Thank you to Robin Sloan for his awesome work on torch-rnn-server and to Justin Johnson for torch-rnn that runs below all of this wrapping - the real meat is in torch-rnn!

Installation

Because everything runs inside Docker containers, you do not need Torch, Lua, HDF5, etc. Instead you will just need to install the following:

Note: The version of your CUDA driver should match the CUDA runtime base image! - The default used in this repository is CUDA 9.1. If you are running an earlier or later version of CUDA, then you should modify the FROM statement in Dockerfile.base to reflect the correct version from nvidia/cuda.

General concepts

In essence this fork does a few things:

  • Re-organize the code into the src/ and docker-scripts/ folders.
  • Provide 4 Dockerfiles, for running 3 different kinds of containers: preprocessing, torch/training, and a webserver.
  • Provide a Makefile for easier building and running of Docker containers.

The Docker containers run using the NVIDIA Docker runtime by default, and they all mount a data directory to /data inside the container for data manipulation / permanence.

Dockerfiles

Dockerfile.base

Dockerfile.base is a base image running NVIDIA's official CUDA 9.1+CudNN7 development image (which runs Ubuntu 16.04), with Torch built for CUDA support and a number of relevant Lua libraries that torch-rnn-server uses.

This Docker image, by far, takes the longest to build -- but is also the least likely to need changes.

Dockerfile.torch

Dockerfile.torch builds on top of Dockerfile.base and adds an /opt/torch directory with the Lua sourcecode from torch-rnn-server and a script for easier training of models.
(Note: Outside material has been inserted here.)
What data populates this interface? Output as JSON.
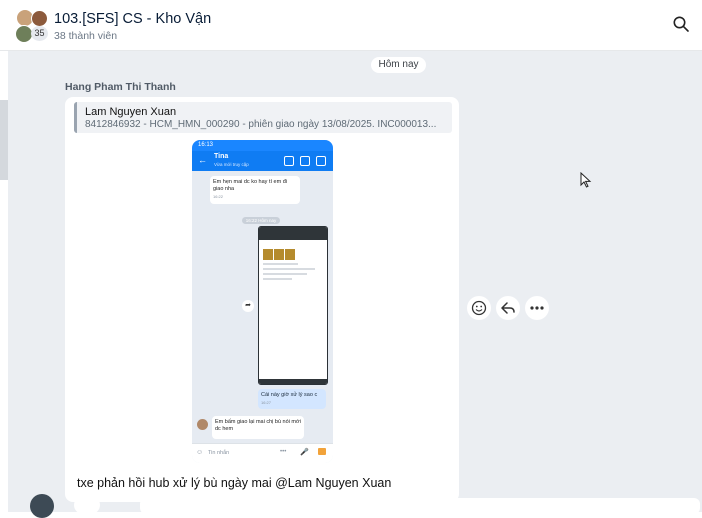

This image is both used as a base for another image, and useful for training models.

Dockerfile.server

Dockerfile.server builds on top of Dockerfile.torch and adds the Lua-based webserver server.lua from torch-rnn-server, along with exposing port 8080 for contact with the host machine.

Dockerfile.preprocessing

A simple Python2.7 image for data manipulation, able to run the preprocessing script from torch-rnn-server.

Data layout and expectations

Containers expect there to be a /data mount available, and several scripts or lua files expect /data/generated to hold .h5 and .json generated files, and /data/checkpoints to hold model checkpoints. Everything has been modified to output to the correct folders according to this.

The following steps assume we are trying to preprocess, train and then serve the tiny-shakespeare dataset, which starts as a .txt file we want to train on. We expect the file to be at ./data/tiny-shakespeare.txt

Preprocessing

The RNN model expects input in the form of a pair of .h5 and .json file(s) representing the training data. The preprocess.py script from torch-rnn-server facilitates this.

First, build the preprocessing container: make build-preprocess

Now to preprocess e.g., the tiny-shakespeare.txt dataset you can either go into the container and run preprocess.py yourself:

make preprocess
python preprocess.py --input_txt=/data/tiny-shakespeare.txt --output_h5=/data/generated/tiny-shakespeare.h5 --output_json=/data/generated/tiny-shakespeare.json

Or run the convenience script ./scripts/tiny-shakespeare/preprocess.sh outside Docker which does the same thing.

This will generate /data/generated/tiny-shakespeare.h5 and /data/generated/tiny-shakespeare.json.

Training

Training the RNN model requires Torch and Lua-dependencies, so you must use the torch Dockerfile for this.

First build the container: make build-torch

Building the image may take a long time, if you haven't built the base image (Dockerfile.base) yet. This is normal, but you will likely only need to build the base image once.

Then either go into the container and run train.py yourself:

make torch
cd /opt/torch
python scripts/train.py --input_json=/data/generated/tiny-shakespeare.json --input_h5=/data/generated/tiny-shakespeare.h5 --checkpoint_name=/data/checkpoints/tiny_shakespeare

Or run the convenience script ./scripts/tiny-shakespeare/train.sh. This will spawn a detached Docker instance that will start training a model. To inspect it you can use e.g., docker attach, or if you want it to be in interactive mode instead, pass DOCKER_FLAGS=-i, i.e. DOCKER_FLAGS=-i ./scripts/tiny-shakespeare/train.sh.

Serving

Once done training, you can serve any .t7 model using the Lua webserver this project comes with.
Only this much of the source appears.